Vascular complications are more common in children and more severe. Losses of graft function as a result of vascular complications preceded up to 35% of deaths in children, especially in those aged < 6 years at transplantation [21]. In the present study, vascular complication had a negative effect on graft survival in children from a clinical perspective. Graft nephrectomy was carried out in two of seven cases with haemorrhagic complications. Moreover, one patient died because of irreversible haemorrhagic shock. However, with so few patients the study was not powered to show a significant difference on statistical assessment. Similarly, Irtan et al. [22] reported vascular complications in 27 of 193 children (13.9%), leading to graft loss in seven.

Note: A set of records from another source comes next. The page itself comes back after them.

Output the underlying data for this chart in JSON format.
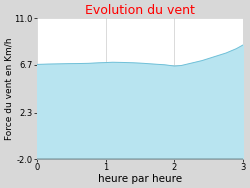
{
  "title": "Evolution du vent",
  "title_color": "#ff0000",
  "xlabel": "heure par heure",
  "ylabel": "Force du vent en Km/h",
  "background_color": "#d8d8d8",
  "plot_background_color": "#ffffff",
  "fill_color": "#b8e4f0",
  "line_color": "#70c0d8",
  "ylim": [
    -2.0,
    11.0
  ],
  "xlim": [
    0,
    3
  ],
  "yticks": [
    -2.0,
    2.3,
    6.7,
    11.0
  ],
  "xticks": [
    0,
    1,
    2,
    3
  ],
  "x": [
    0,
    0.15,
    0.3,
    0.45,
    0.6,
    0.75,
    0.9,
    1.0,
    1.1,
    1.25,
    1.4,
    1.55,
    1.7,
    1.85,
    2.0,
    2.1,
    2.2,
    2.4,
    2.6,
    2.75,
    2.9,
    3.0
  ],
  "y": [
    6.75,
    6.78,
    6.8,
    6.82,
    6.83,
    6.85,
    6.9,
    6.92,
    6.95,
    6.93,
    6.9,
    6.85,
    6.78,
    6.72,
    6.6,
    6.65,
    6.8,
    7.1,
    7.5,
    7.8,
    8.2,
    8.55
  ],
  "baseline": -2.0,
  "grid_color": "#cccccc",
  "tick_fontsize": 6,
  "label_fontsize": 6.5,
  "title_fontsize": 9,
  "xlabel_fontsize": 7.5
}
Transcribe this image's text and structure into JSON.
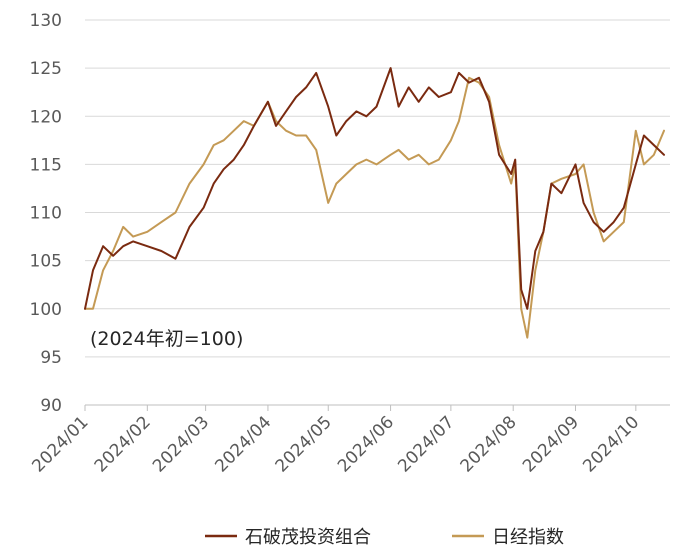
{
  "chart_data": {
    "type": "line",
    "title": "",
    "xlabel": "",
    "ylabel": "",
    "annotation": "(2024年初=100)",
    "ylim": [
      90,
      130
    ],
    "yticks": [
      90,
      95,
      100,
      105,
      110,
      115,
      120,
      125,
      130
    ],
    "xticks": [
      "2024/01",
      "2024/02",
      "2024/03",
      "2024/04",
      "2024/05",
      "2024/06",
      "2024/07",
      "2024/08",
      "2024/09",
      "2024/10"
    ],
    "grid": "horizontal",
    "legend_position": "bottom",
    "x": [
      "2024/01/01",
      "2024/01/05",
      "2024/01/10",
      "2024/01/15",
      "2024/01/20",
      "2024/01/25",
      "2024/02/01",
      "2024/02/08",
      "2024/02/15",
      "2024/02/22",
      "2024/02/29",
      "2024/03/05",
      "2024/03/10",
      "2024/03/15",
      "2024/03/20",
      "2024/03/25",
      "2024/04/01",
      "2024/04/05",
      "2024/04/10",
      "2024/04/15",
      "2024/04/20",
      "2024/04/25",
      "2024/05/01",
      "2024/05/05",
      "2024/05/10",
      "2024/05/15",
      "2024/05/20",
      "2024/05/25",
      "2024/06/01",
      "2024/06/05",
      "2024/06/10",
      "2024/06/15",
      "2024/06/20",
      "2024/06/25",
      "2024/07/01",
      "2024/07/05",
      "2024/07/10",
      "2024/07/15",
      "2024/07/20",
      "2024/07/25",
      "2024/07/31",
      "2024/08/02",
      "2024/08/05",
      "2024/08/08",
      "2024/08/12",
      "2024/08/16",
      "2024/08/20",
      "2024/08/25",
      "2024/09/01",
      "2024/09/05",
      "2024/09/10",
      "2024/09/15",
      "2024/09/20",
      "2024/09/25",
      "2024/10/01",
      "2024/10/05",
      "2024/10/10",
      "2024/10/15"
    ],
    "series": [
      {
        "name": "石破茂投资组合",
        "color": "#7a2a10",
        "values": [
          100,
          104,
          106.5,
          105.5,
          106.5,
          107,
          106.5,
          106,
          105.2,
          108.5,
          110.5,
          113,
          114.5,
          115.5,
          117,
          119,
          121.5,
          119,
          120.5,
          122,
          123,
          124.5,
          121,
          118,
          119.5,
          120.5,
          120,
          121,
          125,
          121,
          123,
          121.5,
          123,
          122,
          122.5,
          124.5,
          123.5,
          124,
          121.5,
          116,
          114,
          115.5,
          102,
          100,
          106,
          108,
          113,
          112,
          115,
          111,
          109,
          108,
          109,
          110.5,
          115,
          118,
          117,
          116
        ]
      },
      {
        "name": "日经指数",
        "color": "#c49a55",
        "values": [
          100,
          100,
          104,
          106,
          108.5,
          107.5,
          108,
          109,
          110,
          113,
          115,
          117,
          117.5,
          118.5,
          119.5,
          119,
          121.5,
          119.5,
          118.5,
          118,
          118,
          116.5,
          111,
          113,
          114,
          115,
          115.5,
          115,
          116,
          116.5,
          115.5,
          116,
          115,
          115.5,
          117.5,
          119.5,
          124,
          123.5,
          122,
          117,
          113,
          115,
          100,
          97,
          104,
          108,
          113,
          113.5,
          114,
          115,
          110,
          107,
          108,
          109,
          118.5,
          115,
          116,
          118.5
        ]
      }
    ]
  }
}
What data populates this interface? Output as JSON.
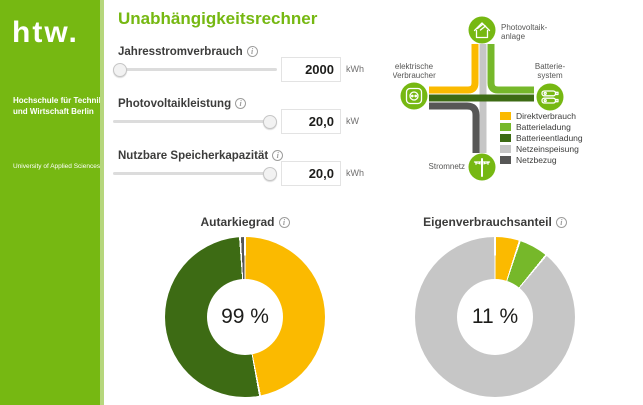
{
  "brand": {
    "logo": "htw.",
    "line1": "Hochschule für Technik",
    "line2": "und Wirtschaft Berlin",
    "line3": "University of Applied Sciences"
  },
  "page": {
    "title": "Unabhängigkeitsrechner"
  },
  "colors": {
    "brand": "#76b812",
    "brand_edge": "#b6d77c",
    "title_green": "#76b812",
    "direktverbrauch": "#fbba00",
    "batterieladung": "#76b82a",
    "batterieentladung": "#3d6b14",
    "netzeinspeisung": "#c6c6c6",
    "netzbezug": "#575756"
  },
  "sliders": [
    {
      "label": "Jahresstromverbrauch",
      "value": "2000",
      "unit": "kWh",
      "handle_pct": 4
    },
    {
      "label": "Photovoltaikleistung",
      "value": "20,0",
      "unit": "kW",
      "handle_pct": 96
    },
    {
      "label": "Nutzbare Speicherkapazität",
      "value": "20,0",
      "unit": "kWh",
      "handle_pct": 96
    }
  ],
  "diagram": {
    "nodes": {
      "pv": {
        "line1": "Photovoltaik-",
        "line2": "anlage"
      },
      "consumer": {
        "line1": "elektrische",
        "line2": "Verbraucher"
      },
      "battery": {
        "line1": "Batterie-",
        "line2": "system"
      },
      "grid": {
        "label": "Stromnetz"
      }
    },
    "legend": [
      {
        "label": "Direktverbrauch",
        "color": "direktverbrauch"
      },
      {
        "label": "Batterieladung",
        "color": "batterieladung"
      },
      {
        "label": "Batterieentladung",
        "color": "batterieentladung"
      },
      {
        "label": "Netzeinspeisung",
        "color": "netzeinspeisung"
      },
      {
        "label": "Netzbezug",
        "color": "netzbezug"
      }
    ]
  },
  "chart_data": [
    {
      "type": "pie",
      "variant": "donut",
      "title": "Autarkiegrad",
      "center_label": "99 %",
      "value_pct": 99,
      "segments": [
        {
          "label": "Direktverbrauch",
          "color": "direktverbrauch",
          "value": 47
        },
        {
          "label": "Batterieentladung",
          "color": "batterieentladung",
          "value": 52
        },
        {
          "label": "Netzbezug",
          "color": "netzbezug",
          "value": 1
        }
      ]
    },
    {
      "type": "pie",
      "variant": "donut",
      "title": "Eigenverbrauchsanteil",
      "center_label": "11 %",
      "value_pct": 11,
      "segments": [
        {
          "label": "Direktverbrauch",
          "color": "direktverbrauch",
          "value": 5
        },
        {
          "label": "Batterieladung",
          "color": "batterieladung",
          "value": 6
        },
        {
          "label": "Netzeinspeisung",
          "color": "netzeinspeisung",
          "value": 89
        }
      ]
    }
  ]
}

An interesting finding in the present study was that in recipients with vascular complications, there was a trend towards a higher 10-year patient survival rate in favour of children. Moreover, children had a significantly higher 5- (P = 0.01) and 10-year (P = 0.01) graft survival rate than adults. This might be attributed to better healing power and higher capacity of tissue regeneration in children than in adults. Thus it seems that child donor grafts are better able to increase their function with the growth of the child than are adult grafts [22–24]. This advantage might give children the privilege of a better reaction to vascular complications and subsequently higher survival than in adults.
This study has drawbacks that are inherent to its retrospective design. In addition, the comparison between groups of different ages might affect the results because of the heterogeneity of both groups and the difference in pathophysiological responses and vascular volume effects after haemorrhagic complications.
In conclusion, there is no greater incidence of vascular complications in children than in adult transplants. The vascular complications have significant adverse effects on patient and graft survival in adult renal transplants. Paediatric transplant recipients showed better graft survival than adult transplant recipients, highlighting their ability to tolerate the negative effect of vascular complications.
Conflict of interest
The authors have no conflict of interest to declare.